Mr. Biden, however, remains stuck in the same circle of errors and fantasies he was in before taking up the post of vice president. Despite the fact that Iraq represents a major concern for the US administration, the conduct and statements of senior officials continue to indicate that Washington just doesn’t understand the situation in the country. This, however, is not even the main problem. The biggest problem lies in the fact that many Iraqi politicians have become mired in a culture of interdependence; this is exactly the oppose of what is required today and will only lead to backwardness.

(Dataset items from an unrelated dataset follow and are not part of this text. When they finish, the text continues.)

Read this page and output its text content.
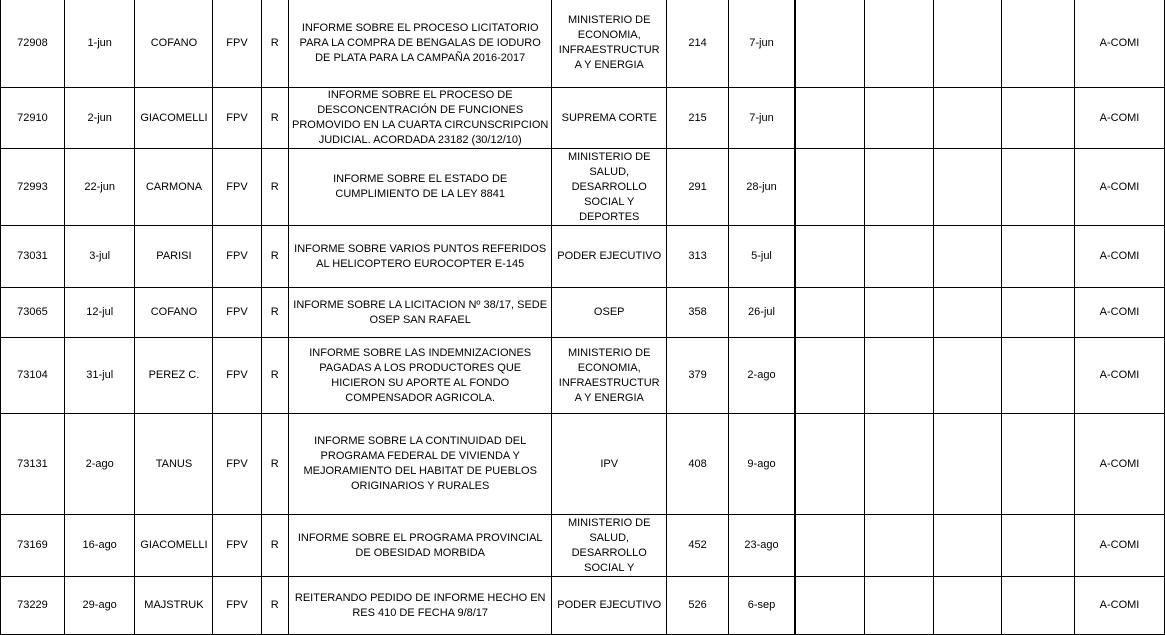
72908	1-jun	COFANO	FPV	R	INFORME SOBRE EL PROCESO LICITATORIO PARA LA COMPRA DE BENGALAS DE IODURO DE PLATA PARA LA CAMPAÑA 2016-2017	MINISTERIO DE ECONOMIA, INFRAESTRUCTURA Y ENERGIA	214	7-jun					A-COMI
72910	2-jun	GIACOMELLI	FPV	R	INFORME SOBRE EL PROCESO DE DESCONCENTRACIÓN DE FUNCIONES PROMOVIDO EN LA CUARTA CIRCUNSCRIPCION JUDICIAL. ACORDADA 23182 (30/12/10)	SUPREMA CORTE	215	7-jun					A-COMI
72993	22-jun	CARMONA	FPV	R	INFORME SOBRE EL ESTADO DE CUMPLIMIENTO DE LA LEY 8841	MINISTERIO DE SALUD, DESARROLLO SOCIAL Y DEPORTES	291	28-jun					A-COMI
73031	3-jul	PARISI	FPV	R	INFORME SOBRE VARIOS PUNTOS REFERIDOS AL HELICOPTERO EUROCOPTER E-145	PODER EJECUTIVO	313	5-jul					A-COMI
73065	12-jul	COFANO	FPV	R	INFORME SOBRE LA LICITACION Nº 38/17, SEDE OSEP SAN RAFAEL	OSEP	358	26-jul					A-COMI
73104	31-jul	PEREZ C.	FPV	R	INFORME SOBRE LAS INDEMNIZACIONES PAGADAS A LOS PRODUCTORES QUE HICIERON SU APORTE AL FONDO COMPENSADOR AGRICOLA.	MINISTERIO DE ECONOMIA, INFRAESTRUCTURA Y ENERGIA	379	2-ago					A-COMI
73131	2-ago	TANUS	FPV	R	INFORME SOBRE LA CONTINUIDAD DEL PROGRAMA FEDERAL DE VIVIENDA Y MEJORAMIENTO DEL HABITAT DE PUEBLOS ORIGINARIOS Y RURALES	IPV	408	9-ago					A-COMI
73169	16-ago	GIACOMELLI	FPV	R	INFORME SOBRE EL PROGRAMA PROVINCIAL DE OBESIDAD MORBIDA	MINISTERIO DE SALUD, DESARROLLO SOCIAL Y	452	23-ago					A-COMI
73229	29-ago	MAJSTRUK	FPV	R	REITERANDO PEDIDO DE INFORME HECHO EN RES 410 DE FECHA 9/8/17	PODER EJECUTIVO	526	6-sep					A-COMI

I previously wrote about the dangers of partition and federalism, and I can only hope that America’s politicians have learned the lessons of the past and will stop interfering in the future of Iraq. Otherwise, they could ignite a fire that could consume the entire region.
Americans must also avoid any direct military intervention using ground forces in Iraq. They must take care not to find themselves embroiled in another large-scale conflict that they are, financially and politically, unprepared for. This is something that could also cause untold damage.

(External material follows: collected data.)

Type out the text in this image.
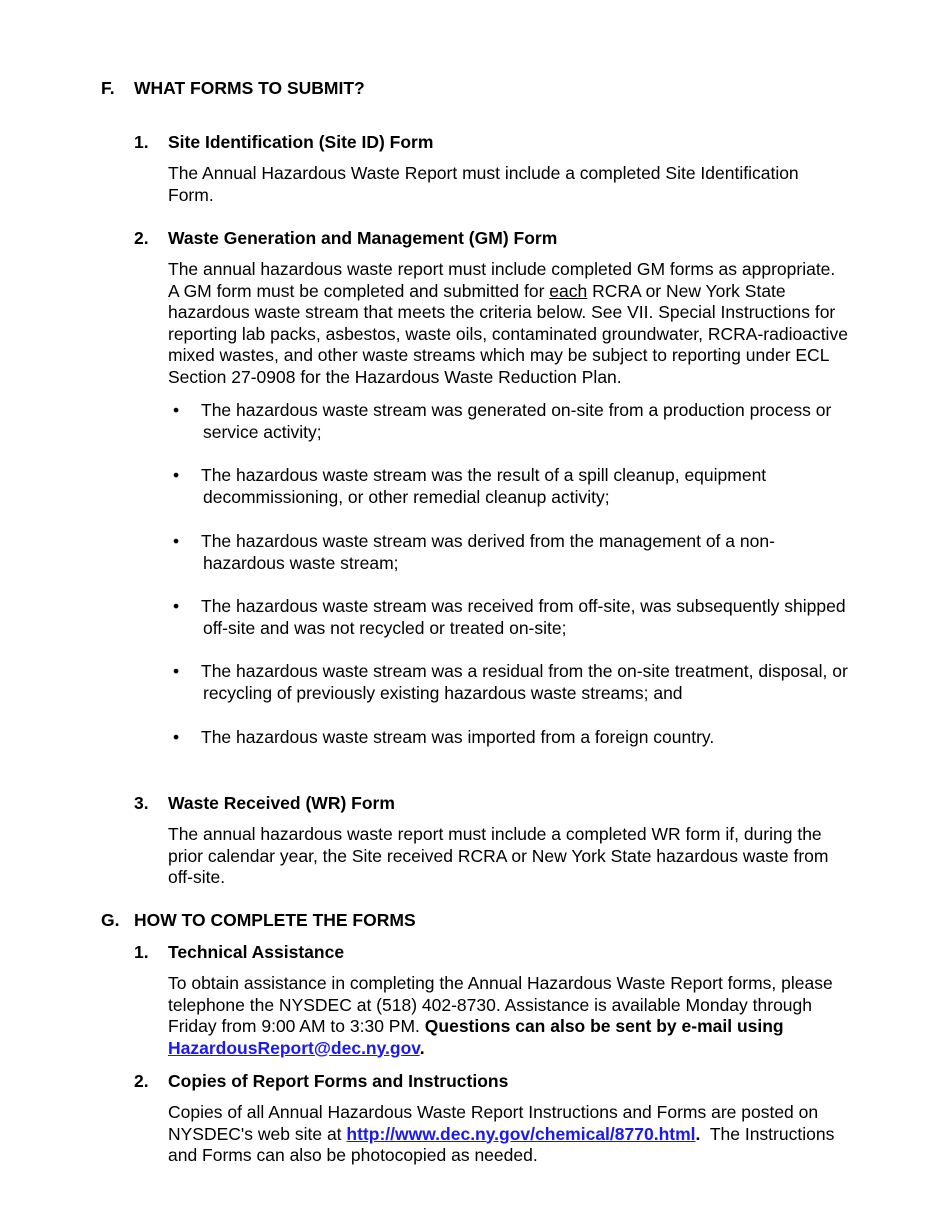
F. WHAT FORMS TO SUBMIT?
1. Site Identification (Site ID) Form

The Annual Hazardous Waste Report must include a completed Site Identification

Form.

2. Waste Generation and Management (GM) Form

The annual hazardous waste report must include completed GM forms as appropriate.

A GM form must be completed and submitted for each RCRA or New York State

hazardous waste stream that meets the criteria below. See VII. Special Instructions for

reporting lab packs, asbestos, waste oils, contaminated groundwater, RCRA-radioactive

mixed wastes, and other waste streams which may be subject to reporting under ECL

Section 27-0908 for the Hazardous Waste Reduction Plan.

•	The hazardous waste stream was generated on-site from a production process or
service activity;
•	The hazardous waste stream was the result of a spill cleanup, equipment
decommissioning, or other remedial cleanup activity;
•	The hazardous waste stream was derived from the management of a non-
hazardous waste stream;
•	The hazardous waste stream was received from off-site, was subsequently shipped
off-site and was not recycled or treated on-site;
•	The hazardous waste stream was a residual from the on-site treatment, disposal, or
recycling of previously existing hazardous waste streams; and
•	The hazardous waste stream was imported from a foreign country.
3. Waste Received (WR) Form

The annual hazardous waste report must include a completed WR form if, during the

prior calendar year, the Site received RCRA or New York State hazardous waste from

off-site.

G. HOW TO COMPLETE THE FORMS
1. Technical Assistance

To obtain assistance in completing the Annual Hazardous Waste Report forms, please

telephone the NYSDEC at (518) 402-8730. Assistance is available Monday through

Friday from 9:00 AM to 3:30 PM. Questions can also be sent by e-mail using

HazardousReport@dec.ny.gov.

2. Copies of Report Forms and Instructions

Copies of all Annual Hazardous Waste Report Instructions and Forms are posted on

NYSDEC's web site at http://www.dec.ny.gov/chemical/8770.html.  The Instructions

and Forms can also be photocopied as needed.
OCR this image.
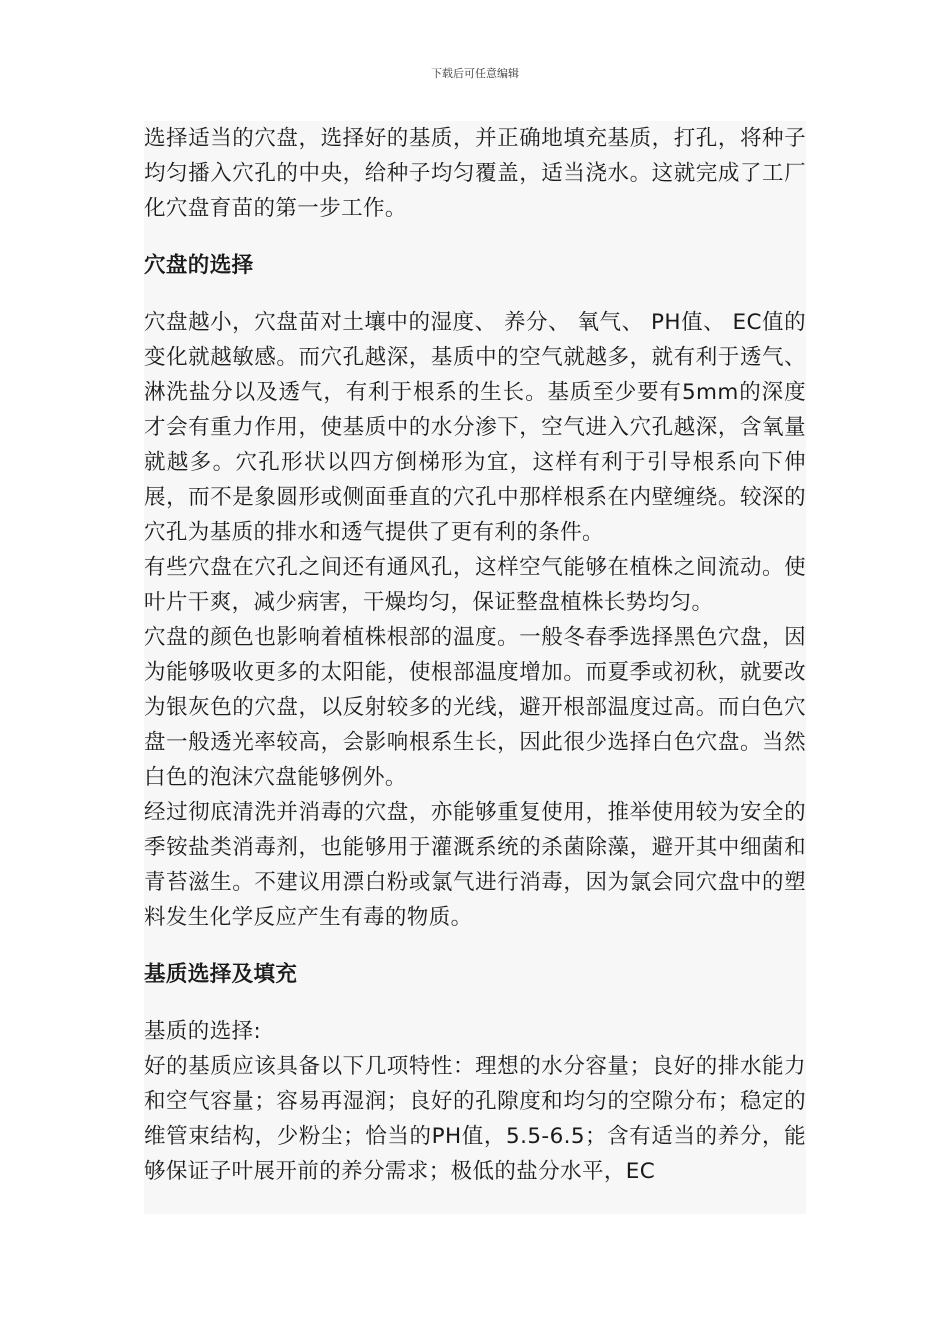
下载后可任意编辑

选择适当的穴盘，选择好的基质，并正确地填充基质，打孔，将种子均匀播入穴孔的中央，给种子均匀覆盖，适当浇水。这就完成了工厂化穴盘育苗的第一步工作。

穴盘的选择

穴盘越小，穴盘苗对土壤中的湿度、 养分、 氧气、 PH值、 EC值的变化就越敏感。而穴孔越深，基质中的空气就越多，就有利于透气、 淋洗盐分以及透气，有利于根系的生长。基质至少要有5mm的深度才会有重力作用，使基质中的水分渗下，空气进入穴孔越深，含氧量就越多。穴孔形状以四方倒梯形为宜，这样有利于引导根系向下伸展，而不是象圆形或侧面垂直的穴孔中那样根系在内壁缠绕。较深的穴孔为基质的排水和透气提供了更有利的条件。

有些穴盘在穴孔之间还有通风孔，这样空气能够在植株之间流动。使叶片干爽，减少病害，干燥均匀，保证整盘植株长势均匀。

穴盘的颜色也影响着植株根部的温度。一般冬春季选择黑色穴盘，因为能够吸收更多的太阳能，使根部温度增加。而夏季或初秋，就要改为银灰色的穴盘，以反射较多的光线，避开根部温度过高。而白色穴盘一般透光率较高，会影响根系生长，因此很少选择白色穴盘。当然白色的泡沫穴盘能够例外。

经过彻底清洗并消毒的穴盘，亦能够重复使用，推举使用较为安全的季铵盐类消毒剂，也能够用于灌溉系统的杀菌除藻，避开其中细菌和青苔滋生。不建议用漂白粉或氯气进行消毒，因为氯会同穴盘中的塑料发生化学反应产生有毒的物质。

基质选择及填充

基质的选择:

好的基质应该具备以下几项特性：理想的水分容量；良好的排水能力和空气容量；容易再湿润；良好的孔隙度和均匀的空隙分布；稳定的维管束结构，少粉尘；恰当的PH值，5.5-6.5；含有适当的养分，能够保证子叶展开前的养分需求；极低的盐分水平，EC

The Iraqi people are capable—if they are spared American interference—of defeating the Islamic State of Iraq and Syria (ISIS) and those who are conspiring with them. They do not need any outside support or assistance to achieve this objective, especially after they politically put their house in order and militarily equip their troops for the coming battle.

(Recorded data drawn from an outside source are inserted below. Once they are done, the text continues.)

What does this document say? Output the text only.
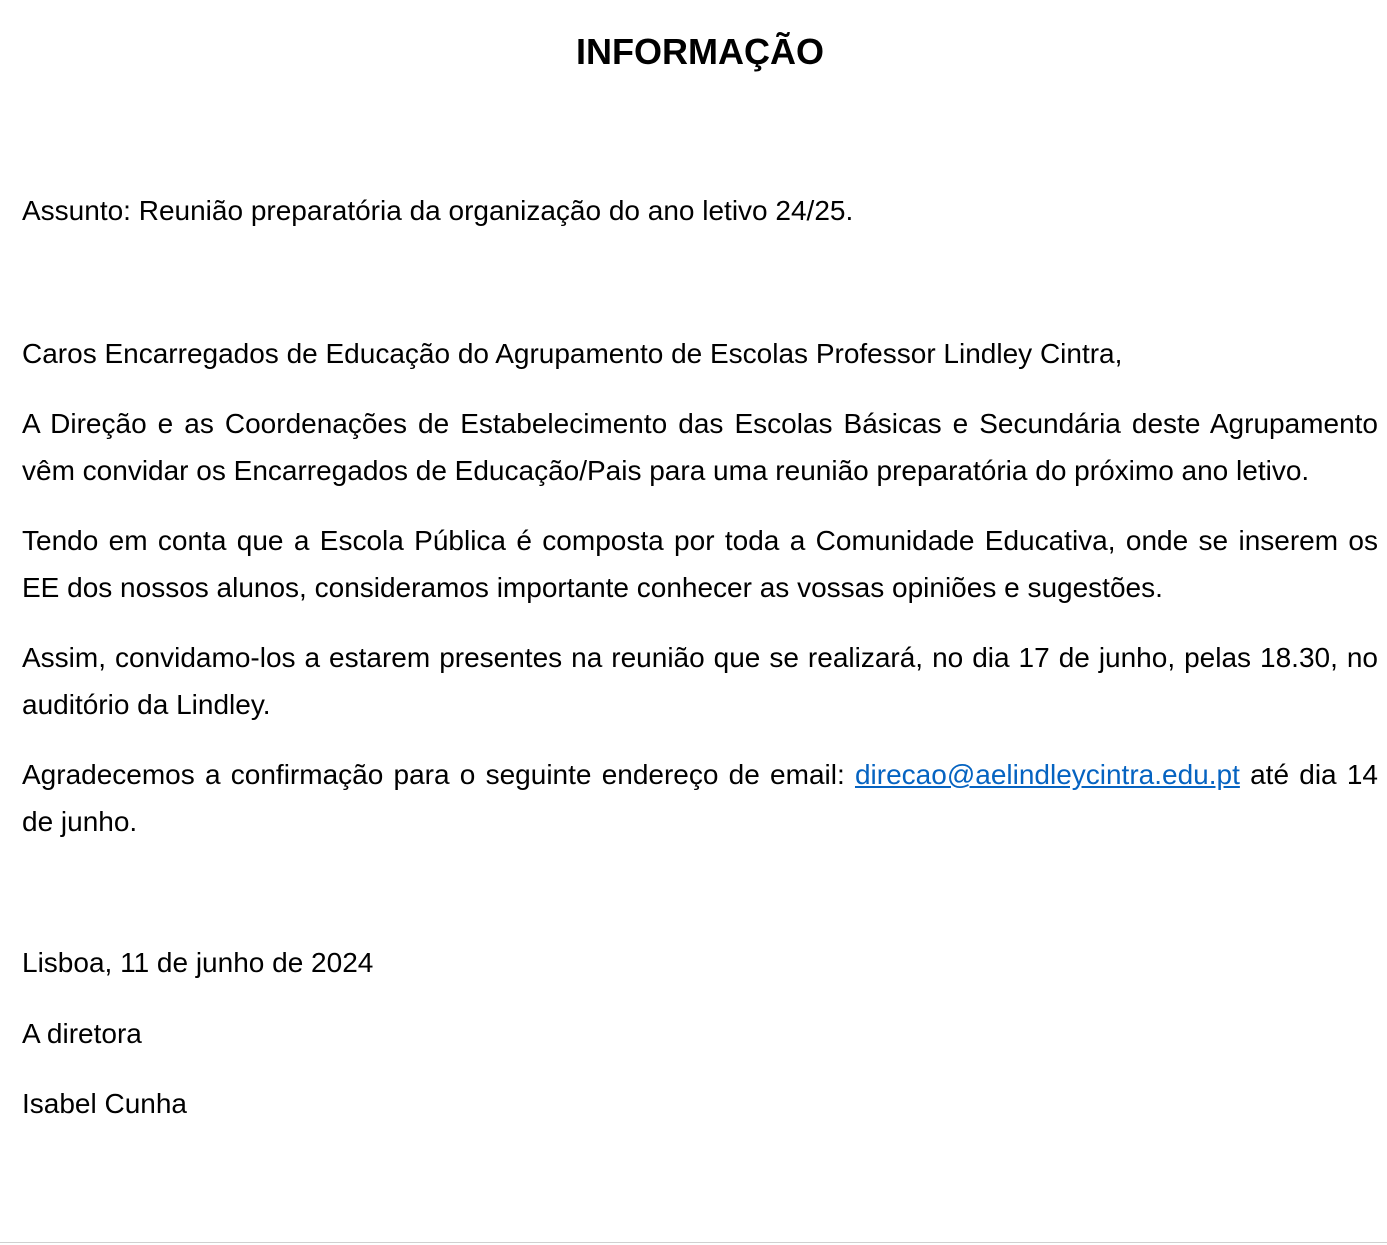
INFORMAÇÃO

Assunto: Reunião preparatória da organização do ano letivo 24/25.

Caros Encarregados de Educação do Agrupamento de Escolas Professor Lindley Cintra,

A Direção e as Coordenações de Estabelecimento das Escolas Básicas e Secundária deste Agrupamento vêm convidar os Encarregados de Educação/Pais para uma reunião preparatória do próximo ano letivo.

Tendo em conta que a Escola Pública é composta por toda a Comunidade Educativa, onde se inserem os EE dos nossos alunos, consideramos importante conhecer as vossas opiniões e sugestões.

Assim, convidamo-los a estarem presentes na reunião que se realizará, no dia 17 de junho, pelas 18.30, no auditório da Lindley.

Agradecemos a confirmação para o seguinte endereço de email: direcao@aelindleycintra.edu.pt até dia 14 de junho.

Lisboa, 11 de junho de 2024

A diretora

Isabel Cunha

When I talk about federalism, let me clarify that the Kurds remain outside the equation, particularly as they have planned their path and are enjoying something that goes far beyond this concept. Iraq’s Kurds enjoy significant financial resources and a share of major cabinet posts, while at the same time they are not sharing information and intelligence with the central government about their own security and affairs.
If Iraq’s Kurds have the right to reject plans to divide the Kurdistan Region into sub-regions, then Iraqis have the right to protest against and reject this culture of regionalization and the partition of Iraq. This is a view that contradicts the moderate stances championed by former Iraqi president—and leading Kurdish figure—Jalal Talabani.
However, it is not just the Kurds who are promoting this culture. Many unassuming Sunni youth view regionalism and federalism as an escape from a rule that has been described by some media outlets as Shi’ite hegemony. At the same time, many Sunni politicians have become rich over the past years, moving around Baghdad freely and without hassle.
However, these gullible Sunni youths do not realize the massive risks that accompany regionalization. For example, it would be impossible for Baghdad or Diyala’s Sunnis to be included in any putative Sunni federal region.
The story of Samarra is even more complicated. This city had been a part of the Baghdad governorate until 1975 when the Salah Al-Din governorate was established. There is also a prominent Shi’ite community in the towns of Balad and Dujail. A number of prominent Shi’ite imams are buried in the town itself, while the Samarra Dam is strategically important for Baghdad’s security.
In this case, any division here would be costly and haphazard, harming one community or the other. These partition plans, and the sectarian slogans that accompany them, mean that Iraq’s Shi’ites are no longer as keen as they were to liberate Mosul from the grip of ISIS. Some Shi’ites have started to ask: why should Shi’ites sacrifice their sons and resources to liberate Mosul from the clutches of ISIS when its people do not want to live alongside Iraq’s Shi’ites?
However, questions such as this will only result in further violence and destruction. Without a central government in Baghdad, the areas occupied by ISIS cannot be liberated. Even if the Iraqi armed forces liberated these cities and then withdrew, they would only fall back into ISIS hands.
The division of Iraq will only serve ISIS’s interests and even Iraq’s Kurdistan region will be affected by this. The stances of Iraq’s neighboring states and the regional balance of power regarding Kurdistan is well known; therefore it is in the interests of the Kurdish people to support and promote democracy.
As for Mr. Biden, let us hope he understands that his proposal would ultimately benefit ISIS. In fact, this would be the best gift Biden could give the terrorist group.